Open alvations opened 4 years ago
From https://github.com/alvations/disambiguate#disambiguating-raw-text
Decoding is done through the decode.sh
script
./decode.sh --data_path $DATADIR --weights $DATADIR/model_weights_wsd*
The decode.sh
simply does this:
#!/bin/bash
"$(dirname "$0")"/java/launch.sh NeuralWSDDecode --python_path "$(dirname "$0")"/python "$@"
The java/launch.sh
calls the NeuralWSDDecode class through maven
#!/bin/bash
mvn exec:java -f "$(dirname "$0")"/pom.xml -e --quiet -Dexec.mainClass="$1" -Dexec.args="${*:2}"

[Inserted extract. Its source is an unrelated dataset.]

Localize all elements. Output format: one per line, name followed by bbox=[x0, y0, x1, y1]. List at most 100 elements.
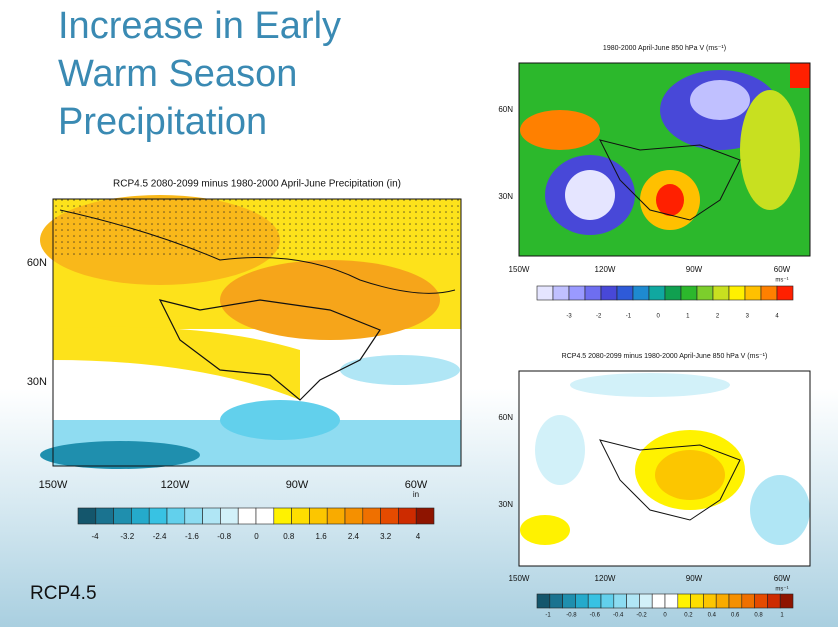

from https://github.com/alvations/disambiguate/blob/master/java/src/main/java/NeuralWSDDecode.java
The python path is set in the NeuralDisambiguator
object at https://github.com/alvations/disambiguate/blob/master/java/src/main/java/NeuralWSDDecode.java#L80
neuralDisambiguator = new NeuralDisambiguator(pythonPath, dataPath, weights, clearText, batchSize);
Then the NeuralDisambiguator calls initPythonProcess
to load the model https://github.com/alvations/disambiguate/blob/daaee2938501a793ba6a44269082393d79fe3421/java/src/main/java/getalp/wsd/method/neural/NeuralDisambiguator.java#L152
And booms a load of spaghetti madness. Lets try another approach, we go directly to the model_weights_wsd*
and load it in torch.
>>> import torch
>>> model = torch.load('model_weights_wsd0')
>>> type(model)
<class 'dict'>
>>> model.keys()
dict_keys(['config', 'backend_encoder', 'optimizer', 'backend_decoder_classification'])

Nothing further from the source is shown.